Mücadelelerini, İstanbul'da 5 aydır sürdüren iki işçi, 24 Eylül'de Ankara'ya yürüme kararı aldı. Şehir merkezlerine yakın yerlerde yürüyerek, bunun dışında otobüsle ulaşımlarını sağlayan işçiler, Eskişehir'den Ankara'ya 30 Eylül'de otobüs bileti aldılar.

Otobüsün muavini, Ankara Emniyeti’nin aldığı kararla Ankara'ya kadar kimsenin otobüsten inmesine izin verilmeyeceğini söyledi. İki işçi, otobüs firmasının çalışanları tarafından alıkonuldukları otobüsten Ankara terminalinde iner inmez polis tarafından gözaltına alındılar.

'BİZ BU RÖPORTAJI YAPARKEN BİLE TAKİPTEYİZ'

İstanbul'da AK Parti'li Zeytinburnu Belediyesi'nin önünde işine geri dönmek için 180 günü aşkın süredir eylem yapan Kenan Güngördü, "21 yıllık emeğim 5 dakikada gitti. İsim listesinden işsiz kaldığımı öğrendim" dedi.

İstanbul'dan Ankara'ya işlerini geri istedikleri için başladıkları yürüyüşte onlarca polisin kendilerine eşlik ettiğini söyleyen Güngördü, Eskişehir'den Ankara'ya yaptıkları seyahatte otobüs firması çalışanları tarafından alıkonuldukları süreci şu sözlerle anlattı:

“Eskişehir'deki sendika yöneticileri ve barış bildirisi imzacılarıyla buluşarak basın açıklaması yaptık.

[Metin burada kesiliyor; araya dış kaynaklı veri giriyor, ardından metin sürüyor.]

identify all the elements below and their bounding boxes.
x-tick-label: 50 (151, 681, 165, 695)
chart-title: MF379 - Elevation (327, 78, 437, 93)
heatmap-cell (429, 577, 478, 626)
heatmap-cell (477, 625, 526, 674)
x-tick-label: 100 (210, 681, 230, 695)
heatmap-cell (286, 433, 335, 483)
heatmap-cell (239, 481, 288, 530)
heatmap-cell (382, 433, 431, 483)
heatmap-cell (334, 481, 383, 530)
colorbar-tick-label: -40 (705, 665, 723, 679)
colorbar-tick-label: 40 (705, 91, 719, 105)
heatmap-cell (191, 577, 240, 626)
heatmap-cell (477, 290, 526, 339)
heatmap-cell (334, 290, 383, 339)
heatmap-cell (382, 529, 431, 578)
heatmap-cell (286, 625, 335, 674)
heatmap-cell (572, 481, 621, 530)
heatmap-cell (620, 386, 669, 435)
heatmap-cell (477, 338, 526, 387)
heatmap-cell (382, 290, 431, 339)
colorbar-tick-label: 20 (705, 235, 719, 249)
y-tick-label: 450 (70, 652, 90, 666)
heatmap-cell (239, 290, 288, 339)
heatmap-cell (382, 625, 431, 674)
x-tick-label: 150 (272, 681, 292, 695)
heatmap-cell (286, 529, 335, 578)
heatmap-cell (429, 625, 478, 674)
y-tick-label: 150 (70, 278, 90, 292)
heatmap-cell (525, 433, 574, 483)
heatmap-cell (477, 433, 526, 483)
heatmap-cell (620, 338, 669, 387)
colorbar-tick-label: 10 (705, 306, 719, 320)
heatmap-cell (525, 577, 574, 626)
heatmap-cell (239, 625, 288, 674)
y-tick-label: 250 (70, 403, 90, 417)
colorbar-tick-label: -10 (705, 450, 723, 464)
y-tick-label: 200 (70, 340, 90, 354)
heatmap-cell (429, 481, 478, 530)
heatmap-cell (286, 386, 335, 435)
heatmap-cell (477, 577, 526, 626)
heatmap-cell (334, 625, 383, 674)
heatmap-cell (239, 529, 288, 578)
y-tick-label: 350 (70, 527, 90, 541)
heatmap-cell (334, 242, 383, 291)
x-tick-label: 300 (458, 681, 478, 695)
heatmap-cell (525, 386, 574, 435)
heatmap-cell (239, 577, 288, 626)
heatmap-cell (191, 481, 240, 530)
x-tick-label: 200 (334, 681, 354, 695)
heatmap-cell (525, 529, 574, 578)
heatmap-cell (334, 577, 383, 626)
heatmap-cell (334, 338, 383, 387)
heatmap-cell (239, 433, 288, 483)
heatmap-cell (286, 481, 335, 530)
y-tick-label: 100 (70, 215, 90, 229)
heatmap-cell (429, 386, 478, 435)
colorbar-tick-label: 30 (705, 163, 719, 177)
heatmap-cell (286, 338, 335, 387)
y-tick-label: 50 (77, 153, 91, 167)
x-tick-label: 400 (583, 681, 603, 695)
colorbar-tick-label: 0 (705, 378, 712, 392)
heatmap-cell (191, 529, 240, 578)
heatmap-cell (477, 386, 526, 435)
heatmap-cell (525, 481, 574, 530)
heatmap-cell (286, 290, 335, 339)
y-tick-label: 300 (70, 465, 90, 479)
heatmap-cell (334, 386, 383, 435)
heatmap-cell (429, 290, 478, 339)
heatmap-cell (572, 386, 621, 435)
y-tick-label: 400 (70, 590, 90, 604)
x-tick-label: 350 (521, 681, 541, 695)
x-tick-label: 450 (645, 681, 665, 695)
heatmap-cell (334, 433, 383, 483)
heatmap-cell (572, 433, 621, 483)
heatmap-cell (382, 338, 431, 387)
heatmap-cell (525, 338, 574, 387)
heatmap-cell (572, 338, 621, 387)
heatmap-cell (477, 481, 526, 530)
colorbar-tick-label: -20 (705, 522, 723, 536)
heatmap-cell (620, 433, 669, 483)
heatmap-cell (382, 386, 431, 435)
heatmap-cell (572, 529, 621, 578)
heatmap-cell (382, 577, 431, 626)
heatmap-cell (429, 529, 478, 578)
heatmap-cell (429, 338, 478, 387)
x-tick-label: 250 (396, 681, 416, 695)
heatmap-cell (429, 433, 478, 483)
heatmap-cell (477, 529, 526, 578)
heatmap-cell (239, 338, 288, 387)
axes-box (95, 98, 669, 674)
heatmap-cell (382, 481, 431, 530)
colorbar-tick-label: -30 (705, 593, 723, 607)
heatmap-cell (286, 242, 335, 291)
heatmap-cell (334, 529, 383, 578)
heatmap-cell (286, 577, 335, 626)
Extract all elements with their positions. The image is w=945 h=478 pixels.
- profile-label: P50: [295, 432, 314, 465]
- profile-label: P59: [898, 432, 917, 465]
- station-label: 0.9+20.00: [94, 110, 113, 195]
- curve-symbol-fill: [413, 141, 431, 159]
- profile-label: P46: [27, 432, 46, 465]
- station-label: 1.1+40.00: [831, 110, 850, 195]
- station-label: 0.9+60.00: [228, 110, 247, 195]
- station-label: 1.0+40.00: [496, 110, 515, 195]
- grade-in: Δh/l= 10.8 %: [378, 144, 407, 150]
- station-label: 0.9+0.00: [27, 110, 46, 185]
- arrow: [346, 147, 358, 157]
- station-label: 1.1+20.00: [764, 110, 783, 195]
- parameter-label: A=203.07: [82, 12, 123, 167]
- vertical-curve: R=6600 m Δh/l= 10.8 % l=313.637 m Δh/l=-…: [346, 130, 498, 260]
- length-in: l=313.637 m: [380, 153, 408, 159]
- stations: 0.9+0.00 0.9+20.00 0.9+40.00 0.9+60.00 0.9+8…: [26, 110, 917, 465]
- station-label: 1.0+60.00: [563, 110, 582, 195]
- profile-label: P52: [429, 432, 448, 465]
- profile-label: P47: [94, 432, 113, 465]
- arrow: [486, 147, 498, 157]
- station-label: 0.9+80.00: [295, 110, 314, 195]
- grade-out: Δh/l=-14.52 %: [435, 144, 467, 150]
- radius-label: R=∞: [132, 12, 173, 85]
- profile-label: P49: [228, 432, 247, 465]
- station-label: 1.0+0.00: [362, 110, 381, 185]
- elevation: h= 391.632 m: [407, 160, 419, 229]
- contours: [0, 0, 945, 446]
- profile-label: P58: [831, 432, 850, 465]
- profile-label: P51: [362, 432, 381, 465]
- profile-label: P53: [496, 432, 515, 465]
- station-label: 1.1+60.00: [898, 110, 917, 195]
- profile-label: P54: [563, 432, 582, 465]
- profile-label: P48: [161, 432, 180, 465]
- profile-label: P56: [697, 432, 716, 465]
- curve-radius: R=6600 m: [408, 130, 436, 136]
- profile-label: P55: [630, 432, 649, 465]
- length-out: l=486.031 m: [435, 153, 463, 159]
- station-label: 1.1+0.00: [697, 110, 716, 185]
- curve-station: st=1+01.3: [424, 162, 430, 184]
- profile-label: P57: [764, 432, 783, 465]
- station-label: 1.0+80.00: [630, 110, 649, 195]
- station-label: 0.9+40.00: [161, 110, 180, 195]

Çay içmeye gittiğimizde bile polis arkamızdaydı. Bir firmadan otobüs biletlerimizi aldık. Benim yerinde biri oturuyordu, muavine söyledim, bize başka yer gösterdi oraya oturduk. Hareket ettik. Muavin Ankara Emniyeti'nin kararı olduğunu söyleyerek 'Otobüs Ankara'daki terminale kadar asla durmayacak' dedi. Otobüs firması tarafından gözaltına alındık yani. Biz meğer otobüste gözaltındaymışız. 50 kişiyle yolculuk yapıyorduk, insanların ihtiyaçları vardı, gideremediler ve Ankara'ya kadar kimseyi indirmediler. Biz de Ankara'ya yakın bir yerde inip yürüyerek Ankara'ya girmeyi planlıyorduk. Otogara geldik kapılar polis gelene kadar açılmadı. Polis "Kenan ve Sinan" dedi. Ne olduğunu sorduğumuzda, 'Güvenliğinizi alıyoruz' dediler. Nerede kalacağımızı, kimlerle görüşeceğimizi sordular. Biz bu röportajı yaparken bile takipteyiz. Şehirlerarası otobüste gözaltına alınmış olduk."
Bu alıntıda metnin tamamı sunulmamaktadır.